Template talk:Str len

Page contents not supported in other languages.
From Wikipedia, the free encyclopedia

This is the discussion/talk-page for: Template:Str len.

Merge the str len templates[edit]

checkY Done

I think we should merge {{str len}}, {{strlen}} and {{str len full}}. But not right away, this needs some testing and discussion first.

First a reminder to everyone: For most usage cases it is much easier and much less server costly to use {{str ≥ len}} or one of its sister templates.

Anyway, regarding this merge suggestion:

{{str len}}: Has the best name. But it can only count up to 80 in length. And it doesn't fail gracefully, since it produces an error message for strings longer than 80. And it counts the whitespace that surrounds its input, thus {{str len| a }} returns 3 instead of 1.

{{strlen}}: Can only count up to 64 in length. Returns 64 for strings that are too long, which is okay.

{{str len full}}: I think this is the best one, it on average uses the least resources and it can count up to 500 in length. It returns 500 for strings that are too long, which is okay. But it is brand new so it needs a little more testing before we can trust it. (I created it today. Just finished testing it, now going to document it.)

Some week from now when I hope some more users have tested {{str len full}} and we have studied the other templates that depend on these templates, then I think we should move {{str len full}} to {{str len}} and redirect {{strlen}} there.

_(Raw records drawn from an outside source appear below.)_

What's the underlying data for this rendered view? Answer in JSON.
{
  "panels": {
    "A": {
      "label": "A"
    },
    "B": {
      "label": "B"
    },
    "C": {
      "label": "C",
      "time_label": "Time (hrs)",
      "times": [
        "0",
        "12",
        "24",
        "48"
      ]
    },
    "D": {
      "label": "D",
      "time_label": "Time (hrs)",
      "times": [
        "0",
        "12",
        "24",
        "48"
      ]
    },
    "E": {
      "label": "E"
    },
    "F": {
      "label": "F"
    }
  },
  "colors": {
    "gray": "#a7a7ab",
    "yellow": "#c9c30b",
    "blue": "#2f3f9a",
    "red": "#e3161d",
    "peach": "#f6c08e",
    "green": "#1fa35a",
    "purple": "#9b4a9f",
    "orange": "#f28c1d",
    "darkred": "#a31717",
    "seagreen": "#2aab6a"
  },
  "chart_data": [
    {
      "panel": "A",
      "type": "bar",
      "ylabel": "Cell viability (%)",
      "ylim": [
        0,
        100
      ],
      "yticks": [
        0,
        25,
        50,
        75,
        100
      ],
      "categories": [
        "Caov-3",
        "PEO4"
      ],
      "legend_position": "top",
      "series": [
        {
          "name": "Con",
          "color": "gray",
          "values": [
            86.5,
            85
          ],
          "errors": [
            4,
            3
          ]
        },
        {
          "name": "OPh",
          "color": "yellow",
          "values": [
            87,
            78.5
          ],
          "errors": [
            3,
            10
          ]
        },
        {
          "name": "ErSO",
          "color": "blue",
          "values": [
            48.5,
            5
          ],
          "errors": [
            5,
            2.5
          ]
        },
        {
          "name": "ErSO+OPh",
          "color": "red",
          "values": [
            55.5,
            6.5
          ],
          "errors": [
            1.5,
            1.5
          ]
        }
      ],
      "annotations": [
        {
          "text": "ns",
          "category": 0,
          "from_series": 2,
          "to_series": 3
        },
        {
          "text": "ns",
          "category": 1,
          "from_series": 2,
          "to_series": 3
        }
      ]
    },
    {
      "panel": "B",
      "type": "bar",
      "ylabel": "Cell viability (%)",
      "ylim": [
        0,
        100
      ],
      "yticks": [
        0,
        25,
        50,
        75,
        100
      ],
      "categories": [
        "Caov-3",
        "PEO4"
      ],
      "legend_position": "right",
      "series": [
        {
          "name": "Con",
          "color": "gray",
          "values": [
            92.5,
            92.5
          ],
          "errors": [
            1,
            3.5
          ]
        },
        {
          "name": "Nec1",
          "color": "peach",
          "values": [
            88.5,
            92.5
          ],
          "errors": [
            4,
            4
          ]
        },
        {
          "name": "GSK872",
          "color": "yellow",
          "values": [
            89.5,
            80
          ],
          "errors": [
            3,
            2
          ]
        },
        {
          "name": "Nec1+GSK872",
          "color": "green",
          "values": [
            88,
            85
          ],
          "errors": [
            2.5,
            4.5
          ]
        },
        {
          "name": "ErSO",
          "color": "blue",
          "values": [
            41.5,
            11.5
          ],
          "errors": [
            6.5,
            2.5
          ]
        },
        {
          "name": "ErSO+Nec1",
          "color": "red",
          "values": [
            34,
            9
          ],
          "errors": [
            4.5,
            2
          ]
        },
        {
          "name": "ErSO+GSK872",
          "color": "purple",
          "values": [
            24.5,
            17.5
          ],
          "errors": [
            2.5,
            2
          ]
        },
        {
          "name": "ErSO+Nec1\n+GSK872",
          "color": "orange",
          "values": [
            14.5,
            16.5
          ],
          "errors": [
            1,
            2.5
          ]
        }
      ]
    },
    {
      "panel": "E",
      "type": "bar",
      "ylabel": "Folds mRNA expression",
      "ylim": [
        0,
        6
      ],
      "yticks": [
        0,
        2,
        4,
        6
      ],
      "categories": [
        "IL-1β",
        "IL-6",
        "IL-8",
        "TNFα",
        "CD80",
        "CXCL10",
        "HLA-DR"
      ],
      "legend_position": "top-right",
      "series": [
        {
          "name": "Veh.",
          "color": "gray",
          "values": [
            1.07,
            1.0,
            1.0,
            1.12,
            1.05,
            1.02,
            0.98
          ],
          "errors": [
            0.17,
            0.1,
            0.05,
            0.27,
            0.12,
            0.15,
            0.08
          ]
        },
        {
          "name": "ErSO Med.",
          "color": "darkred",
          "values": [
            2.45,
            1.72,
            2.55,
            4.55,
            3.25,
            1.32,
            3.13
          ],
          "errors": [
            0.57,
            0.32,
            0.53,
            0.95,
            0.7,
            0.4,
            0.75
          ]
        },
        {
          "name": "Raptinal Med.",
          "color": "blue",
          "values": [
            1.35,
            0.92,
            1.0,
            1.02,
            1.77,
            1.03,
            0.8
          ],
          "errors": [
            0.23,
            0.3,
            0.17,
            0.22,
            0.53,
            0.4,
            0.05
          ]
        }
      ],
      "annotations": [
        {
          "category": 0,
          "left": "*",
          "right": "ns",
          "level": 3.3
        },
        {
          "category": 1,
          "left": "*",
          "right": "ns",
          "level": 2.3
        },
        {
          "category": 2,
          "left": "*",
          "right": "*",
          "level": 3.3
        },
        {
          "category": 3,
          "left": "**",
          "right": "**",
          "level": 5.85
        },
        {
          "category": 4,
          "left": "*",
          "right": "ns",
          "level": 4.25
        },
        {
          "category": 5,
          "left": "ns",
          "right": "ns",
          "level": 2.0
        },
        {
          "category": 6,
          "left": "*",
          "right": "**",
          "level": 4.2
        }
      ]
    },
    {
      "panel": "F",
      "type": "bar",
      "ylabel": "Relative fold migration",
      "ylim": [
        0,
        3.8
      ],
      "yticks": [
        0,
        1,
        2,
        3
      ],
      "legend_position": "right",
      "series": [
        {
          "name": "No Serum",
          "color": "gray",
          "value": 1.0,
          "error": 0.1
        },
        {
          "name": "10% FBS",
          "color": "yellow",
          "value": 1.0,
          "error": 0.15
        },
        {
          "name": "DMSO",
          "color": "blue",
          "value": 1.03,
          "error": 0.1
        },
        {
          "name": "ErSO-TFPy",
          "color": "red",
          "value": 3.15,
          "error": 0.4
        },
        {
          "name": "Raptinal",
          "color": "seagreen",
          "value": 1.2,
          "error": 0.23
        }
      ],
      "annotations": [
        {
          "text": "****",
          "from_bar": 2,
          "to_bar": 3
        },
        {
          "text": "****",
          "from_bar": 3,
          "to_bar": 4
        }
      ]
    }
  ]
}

Below are the results of the "NewPP limit reports" for each template with different input. I executed them each alone on an otherwise empty page. Those reports are inserted by the Wikipedia servers and can be found if you "view the source" of a generated page in your web browser. They show some data about how much server resources the templates on a page cost. (It works on previews too, so no need to save a page when doing tests like this.)

NewPP limit reports

{{str len|a}}:
Preprocessor node count: 31/1000000
Post-expand include size: 18/2048000 bytes
Template argument size: 11/2048000 bytes

{{strlen| a }}:
Preprocessor node count: 649/1000000
Post-expand include size: 4162/2048000 bytes
Template argument size: 387/2048000 bytes

{{str len full| a }}:
Preprocessor node count: 99/1000000
Post-expand include size: 641/2048000 bytes
Template argument size: 127/2048000 bytes

******************************************

{{str len|60-characters...}}:
Preprocessor node count: 1329/1000000
Post-expand include size: 8044/2048000 bytes
Template argument size: 14926/2048000 bytes

{{strlen| 60-characters... }}:
Preprocessor node count: 59/1000000
Post-expand include size: 624/2048000 bytes
Template argument size: 682/2048000 bytes

{{str len full| 60-characters... }}:
Preprocessor node count: 147/1000000
Post-expand include size: 1486/2048000 bytes
Template argument size: 1828/2048000 bytes

******************************************

Worst case for each string length template:

{{str len|80-characters...}}:
Preprocessor node count: 1769/1000000
Post-expand include size: 13924/2048000 bytes
Template argument size: 26306/2048000 bytes

{{strlen| a }}:
Preprocessor node count: 649/1000000
Post-expand include size: 4162/2048000 bytes
Template argument size: 387/2048000 bytes

{{str len full| 499-characters... }}:
Preprocessor node count: 176/1000000
Post-expand include size: 10017/2048000 bytes
Template argument size: 17740/2048000 bytes

******************************************

Too long strings:

{{str len|501-characters...}} = "String longer than max string length of 80"
Preprocessor node count: 1781/1000000
Post-expand include size: 14470/2048000 bytes
Template argument size: 161534/2048000 bytes

{{strlen| 501-characters... }} = "64"
Preprocessor node count: 19/1000000
Post-expand include size: 1006/2048000 bytes
Template argument size: 1509/2048000 bytes

{{str len full| 501-characters... }} = "500"
Preprocessor node count: 13/1000000
Post-expand include size: 1008/2048000 bytes
Template argument size: 1006/2048000 bytes

As can be seen above, they all cost very differently depending on what input they get.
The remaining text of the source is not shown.